A fronte di tutto ciò, a tenere a galla il business è innanzitutto la passione dei consumatori per il caffè. Secondo un report Astraricerche, quasi la totalità degli italiani tra i 18 e i 65 anni (98,6%) consuma, almeno occasionalmente, caffè o bevande a base di caffè, mentre oltre 7 italiani su 10 (71,3%) lo bevono ogni giorno, più volte al giorno. Non solo, ma l’88% degli stranieri è convinto che il miglior caffè si beva proprio in Italia, e quasi l’80% dei turisti in visita desidera vivere l’esperienza autentica del caffè all’italiana, scegliendo soprattutto l’espresso al bar, ma anche la moka, il cappuccino o il macchiato. Nel frattempo, le abitudini di consumo continuano a evolversi: se la casa resta il regno indiscusso del caffè per 8 italiani su 10, cresce la popolarità delle capsule (+13% rispetto all’anno scorso), pur rimanendo il macinato la scelta più diffusa. Ma una cosa non cambia: per il 91% degli italiani, la giornata inizia davvero solo dopo la prima tazzina. Che sia caldo o freddo, con panna o ghiaccio, al bar o in spiaggia, il caffè rimane un rito quotidiano, un momento di felicità che unisce gli italiani e affascina chi viene da fuori.
Bar fra chiusure ed evoluzioni per aumentare i margini.

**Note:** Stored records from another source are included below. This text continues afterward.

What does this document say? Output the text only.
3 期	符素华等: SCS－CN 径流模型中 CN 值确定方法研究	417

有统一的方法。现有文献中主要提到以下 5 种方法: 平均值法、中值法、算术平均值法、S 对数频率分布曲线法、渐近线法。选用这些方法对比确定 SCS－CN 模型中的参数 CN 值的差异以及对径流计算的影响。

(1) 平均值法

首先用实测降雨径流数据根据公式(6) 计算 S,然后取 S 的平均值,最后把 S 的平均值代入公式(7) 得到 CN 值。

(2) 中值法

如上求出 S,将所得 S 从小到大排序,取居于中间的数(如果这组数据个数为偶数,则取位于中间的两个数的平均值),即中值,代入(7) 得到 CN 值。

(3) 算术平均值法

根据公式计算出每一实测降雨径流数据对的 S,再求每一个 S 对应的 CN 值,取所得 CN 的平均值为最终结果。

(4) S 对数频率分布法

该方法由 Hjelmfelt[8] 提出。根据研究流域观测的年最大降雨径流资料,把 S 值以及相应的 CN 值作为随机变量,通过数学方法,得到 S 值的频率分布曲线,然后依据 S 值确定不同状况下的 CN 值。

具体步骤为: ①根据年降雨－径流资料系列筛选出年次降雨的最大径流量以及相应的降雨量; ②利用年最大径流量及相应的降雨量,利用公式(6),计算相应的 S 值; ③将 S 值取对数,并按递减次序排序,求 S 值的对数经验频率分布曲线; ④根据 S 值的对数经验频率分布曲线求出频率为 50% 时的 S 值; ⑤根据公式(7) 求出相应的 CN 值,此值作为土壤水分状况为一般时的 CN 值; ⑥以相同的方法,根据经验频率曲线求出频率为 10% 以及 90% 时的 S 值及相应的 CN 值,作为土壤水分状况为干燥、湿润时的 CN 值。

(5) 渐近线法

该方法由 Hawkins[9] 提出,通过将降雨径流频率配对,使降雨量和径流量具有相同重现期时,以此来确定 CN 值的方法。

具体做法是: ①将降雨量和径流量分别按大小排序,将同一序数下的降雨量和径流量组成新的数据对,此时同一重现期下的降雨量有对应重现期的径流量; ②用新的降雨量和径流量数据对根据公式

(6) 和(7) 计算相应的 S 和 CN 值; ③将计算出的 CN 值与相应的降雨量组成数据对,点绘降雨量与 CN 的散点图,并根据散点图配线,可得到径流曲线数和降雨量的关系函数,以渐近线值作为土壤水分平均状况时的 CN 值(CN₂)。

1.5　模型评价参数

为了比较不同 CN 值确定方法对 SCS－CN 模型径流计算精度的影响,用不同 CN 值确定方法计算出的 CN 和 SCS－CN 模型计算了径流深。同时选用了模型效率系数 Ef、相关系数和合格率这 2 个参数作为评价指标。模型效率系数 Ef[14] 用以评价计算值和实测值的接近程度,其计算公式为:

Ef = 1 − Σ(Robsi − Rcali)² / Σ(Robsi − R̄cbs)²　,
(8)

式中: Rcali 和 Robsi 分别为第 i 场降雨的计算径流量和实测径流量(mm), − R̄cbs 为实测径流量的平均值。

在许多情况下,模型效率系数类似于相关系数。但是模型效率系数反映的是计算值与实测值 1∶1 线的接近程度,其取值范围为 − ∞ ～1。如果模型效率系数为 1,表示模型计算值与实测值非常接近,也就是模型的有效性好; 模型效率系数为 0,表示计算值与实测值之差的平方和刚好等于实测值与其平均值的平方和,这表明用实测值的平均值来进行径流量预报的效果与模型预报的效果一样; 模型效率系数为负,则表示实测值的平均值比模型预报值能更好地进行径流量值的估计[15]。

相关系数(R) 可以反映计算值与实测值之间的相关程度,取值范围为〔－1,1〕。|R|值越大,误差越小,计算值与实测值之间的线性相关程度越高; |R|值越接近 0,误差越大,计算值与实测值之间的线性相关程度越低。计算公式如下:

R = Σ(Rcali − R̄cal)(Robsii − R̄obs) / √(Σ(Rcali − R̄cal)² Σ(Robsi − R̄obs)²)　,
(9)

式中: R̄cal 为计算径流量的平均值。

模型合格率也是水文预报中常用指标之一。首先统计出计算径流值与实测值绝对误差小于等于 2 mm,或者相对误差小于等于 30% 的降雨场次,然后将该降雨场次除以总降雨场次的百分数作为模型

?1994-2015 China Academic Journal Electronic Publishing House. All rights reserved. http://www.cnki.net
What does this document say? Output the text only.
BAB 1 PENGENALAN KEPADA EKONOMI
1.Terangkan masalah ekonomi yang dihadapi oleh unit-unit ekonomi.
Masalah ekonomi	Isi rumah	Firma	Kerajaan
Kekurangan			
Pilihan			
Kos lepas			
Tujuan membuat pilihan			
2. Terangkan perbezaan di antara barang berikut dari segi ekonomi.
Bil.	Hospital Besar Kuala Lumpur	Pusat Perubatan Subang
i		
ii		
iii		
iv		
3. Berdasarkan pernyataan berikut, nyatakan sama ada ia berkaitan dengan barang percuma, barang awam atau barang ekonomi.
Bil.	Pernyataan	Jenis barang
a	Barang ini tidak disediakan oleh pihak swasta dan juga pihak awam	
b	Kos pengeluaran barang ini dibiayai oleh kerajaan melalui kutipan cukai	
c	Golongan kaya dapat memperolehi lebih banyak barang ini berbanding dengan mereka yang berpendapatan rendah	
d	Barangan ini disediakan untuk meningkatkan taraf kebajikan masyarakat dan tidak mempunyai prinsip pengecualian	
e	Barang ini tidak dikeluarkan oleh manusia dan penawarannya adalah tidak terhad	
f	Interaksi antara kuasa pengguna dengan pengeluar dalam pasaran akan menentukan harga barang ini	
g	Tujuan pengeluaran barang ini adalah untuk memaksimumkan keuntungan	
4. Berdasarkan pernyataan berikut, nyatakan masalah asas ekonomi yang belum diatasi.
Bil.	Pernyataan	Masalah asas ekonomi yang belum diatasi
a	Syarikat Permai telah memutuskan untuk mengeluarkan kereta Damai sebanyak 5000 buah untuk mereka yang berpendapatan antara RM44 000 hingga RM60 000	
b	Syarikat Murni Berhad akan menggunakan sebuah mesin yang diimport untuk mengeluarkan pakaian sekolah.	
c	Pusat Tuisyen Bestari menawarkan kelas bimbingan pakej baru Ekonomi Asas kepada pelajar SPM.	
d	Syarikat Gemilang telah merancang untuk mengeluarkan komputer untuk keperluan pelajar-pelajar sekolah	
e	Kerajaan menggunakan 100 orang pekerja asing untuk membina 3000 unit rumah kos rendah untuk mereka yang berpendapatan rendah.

Tutto considerato, quindi, a scontare i maggiori effetti negativi del rincaro prezzi in tazzina sono i bar. Come emerso nell'ultimo Rapporto Ristorazione di Fipe, infatti, nel 2024 si è attestato a 328mila il numero complessivo delle imprese del fuoricasa, di cui 127.667 sono bar, la categoria che ha mostrato la maggior contrazione: -3,3%. Un processo di lunga data se si considera che dal 2012 al 2023, il numero delle imprese che svolgono attività di bar nel nostro Paese è diminuito di ben 20.000 unità. Questo, va detto, non comporta una depauperamento dell'offerta, quanto una sua modifica con la migrazione del bar verso altri modelli di ristorazione. Perché se è vero che la colazione rappresenta il momento di picco per un bar, è anche vero che il suo valore medio (intorno ai 3 euro) non aiuta i margini dell'impresa. "Per questo rileviamo che sono molti i bar che stanno rimettendo in discussione il servizio, tornando alla chiusura settimanale, oppure chiudendo il pomeriggio o cambiando il modello di business", aveva commentato Luigi Sbraga dell'Ufficio studi di Fipe.